The LP’s highlight was the gospel-flavored “My Prayer,” co-written by Georges Boulanger and Jimmy Kennedy. Two versions of the track were featured. A “Fast” disco edit was the opening cut, and a ballad version closed the album out.
The album’s stellar backing band included bassist Wilton Felder and keyboardist Joe Sample of the Crusaders, Bobbye Jean Hall on congas, Roger Hawkins on drums, Ray Parker Jr. and Funk Brother Melvin "Wah Wah Watson" Ragin on guitars, and Jim Gilstrap on backing vocals.

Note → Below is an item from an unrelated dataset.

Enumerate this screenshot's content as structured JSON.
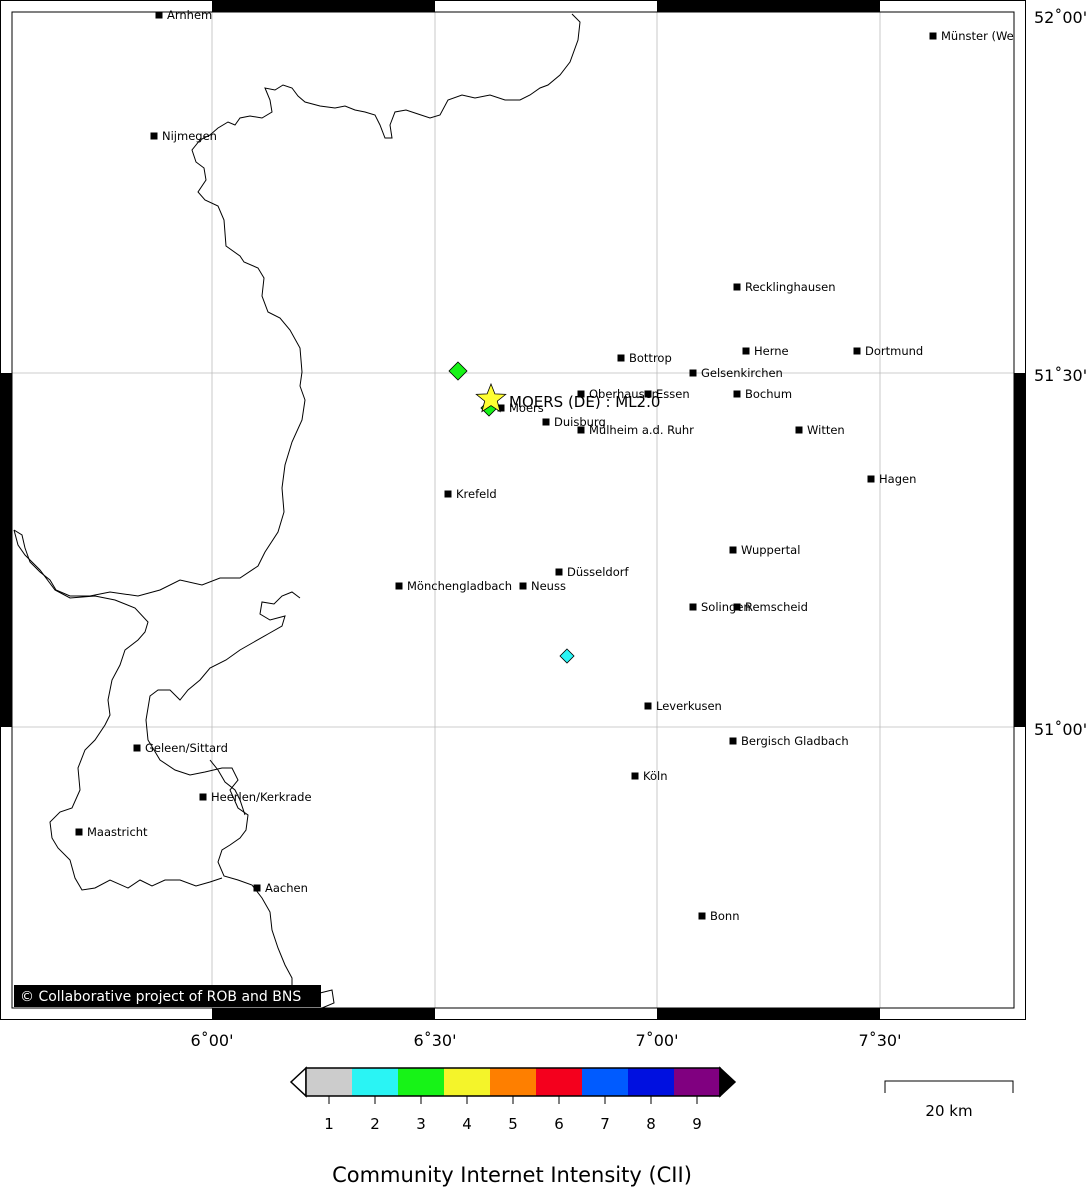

In 1980, Thom Bell produced Bridgewater’s second self-titled album, this one for Elektra Records. Bell’s newly hired staff writers Preston Glass and his brother Alan co-wrote the beautiful jam “That's the Way Love Should Feel” for the LP. It was their only contribution to a record packed with compositions from some of the best songwriters of the previous decade, including Bell and Linda Creed, Joseph Jefferson, and Leroy Bell and Casey James.
Another of the album’s masterpieces was its classy, lyrically poignant opening cut, “Lonely Disco Dancer,” which was co-written by Bell, Jefferson and Richard Roebuck.
The backing band that Bell assembled for Dee Dee Bridgewater consisted of many MFSB all-stars, like Bobby Eli on guitar, Larry Washington on percussion, Charles Collins on drums, and Don Renaldo handling strings and horns. It also featured Bob Babbit on bass, Casey James and Bell himself on keyboards, his nephew Leroy Bell on percussion, and Frankie Bleu and the Sweethearts of Sigma (Barbara Ingram, Carla Benson and Yvette Benton) on backing vocals.
Released in the year the anti-disco backlash reached full speed, the LP sadly did not chart. It was Bridgewater’s last studio album until Victim of Love in 1989.